Worshipping at the Cold Altars of Neoliberalism
The London Economist keeps the faith and says the prayers, even though no one and no thing is listening; a draft for my April Project Syndicate column...
I see that the neoliberal faith is still very much excessively strong in the pages of the London Economist:
The more that Americans think their economy is a problem in need of fixing, the more likely their politicians are to mess up the next 30 years. Although America’s openness brought prosperity for its firms and its consumers, both Mr Trump and Mr Biden have turned to protectionism and the politics of immigration have become toxic. Subsidies could boost investment in deprived areas in the short term, but risk dulling market incentives to innovate. In the long run they will also entrench wasteful and distorting lobbying https://www.economist.com/business/2023/04/10/americas-800bn-climate-splurge-is-feeding-a-new-lobbying-ecosystem. The rise of China and the need to fight climate change both confront America with fresh challenges. All the more reason, then, to remember what has powered its long and successful run… https://www.economist.com/leaders/2023/04/13/the-lessons-from-americas-astonishing-economic-record
There is a sense in which this final paragraph is absolutely perfect.
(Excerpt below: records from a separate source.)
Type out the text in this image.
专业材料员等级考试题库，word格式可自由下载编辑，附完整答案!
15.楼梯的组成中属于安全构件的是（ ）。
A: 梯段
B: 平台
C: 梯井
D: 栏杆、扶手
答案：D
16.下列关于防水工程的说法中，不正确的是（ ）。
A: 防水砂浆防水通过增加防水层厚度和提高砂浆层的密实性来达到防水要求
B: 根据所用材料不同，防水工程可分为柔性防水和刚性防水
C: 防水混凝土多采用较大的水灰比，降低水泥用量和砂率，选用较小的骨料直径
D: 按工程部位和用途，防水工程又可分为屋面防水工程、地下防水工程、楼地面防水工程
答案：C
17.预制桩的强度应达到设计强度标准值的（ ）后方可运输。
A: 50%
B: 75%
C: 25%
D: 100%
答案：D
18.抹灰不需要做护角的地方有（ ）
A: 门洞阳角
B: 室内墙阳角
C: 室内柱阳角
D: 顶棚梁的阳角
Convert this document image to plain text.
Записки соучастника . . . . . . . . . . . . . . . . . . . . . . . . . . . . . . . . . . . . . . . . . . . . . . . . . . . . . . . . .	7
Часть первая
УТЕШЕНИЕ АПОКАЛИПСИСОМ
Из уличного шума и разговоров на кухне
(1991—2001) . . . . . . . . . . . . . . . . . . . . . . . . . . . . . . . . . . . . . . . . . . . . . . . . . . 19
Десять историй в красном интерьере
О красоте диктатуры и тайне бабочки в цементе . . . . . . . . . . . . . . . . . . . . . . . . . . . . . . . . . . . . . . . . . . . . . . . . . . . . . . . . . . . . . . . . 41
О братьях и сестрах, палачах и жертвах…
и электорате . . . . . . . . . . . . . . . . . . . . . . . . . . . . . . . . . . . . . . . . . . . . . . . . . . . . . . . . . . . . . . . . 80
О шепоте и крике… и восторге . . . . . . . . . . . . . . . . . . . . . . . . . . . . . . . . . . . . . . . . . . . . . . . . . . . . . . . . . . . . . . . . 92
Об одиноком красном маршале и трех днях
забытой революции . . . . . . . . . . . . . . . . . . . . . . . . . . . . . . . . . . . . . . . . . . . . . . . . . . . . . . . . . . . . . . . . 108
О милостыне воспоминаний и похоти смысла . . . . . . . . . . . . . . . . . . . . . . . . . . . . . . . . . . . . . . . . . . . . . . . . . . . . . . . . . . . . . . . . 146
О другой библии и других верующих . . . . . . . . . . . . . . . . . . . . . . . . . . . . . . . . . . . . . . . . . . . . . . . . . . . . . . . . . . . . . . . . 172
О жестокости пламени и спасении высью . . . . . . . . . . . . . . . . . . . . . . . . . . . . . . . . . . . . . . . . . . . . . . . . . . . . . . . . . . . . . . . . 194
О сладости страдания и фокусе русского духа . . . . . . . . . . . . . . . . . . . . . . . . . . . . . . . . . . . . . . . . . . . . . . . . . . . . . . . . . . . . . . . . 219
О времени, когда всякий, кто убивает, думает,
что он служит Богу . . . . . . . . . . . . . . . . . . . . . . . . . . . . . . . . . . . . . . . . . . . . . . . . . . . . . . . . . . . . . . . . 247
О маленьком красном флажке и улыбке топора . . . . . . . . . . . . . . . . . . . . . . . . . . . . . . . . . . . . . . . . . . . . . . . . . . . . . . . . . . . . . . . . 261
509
It begins with a demand that Americans shut up and sit down—accept the dogma that the market giveth; the market taketh away: blessed be the name of the market. A flat-out prohibition against Americans’ daring to think that their economy has any weaknesses that should be addressed other than an over-mighty and over-interventionist government. It ends with a claim that America’s special prosperity in the past is due to its worship of the Mammon of Unrighteousness that is laissez-fair—a claim that took away the breath of at least this student of America’s long developmental-state history.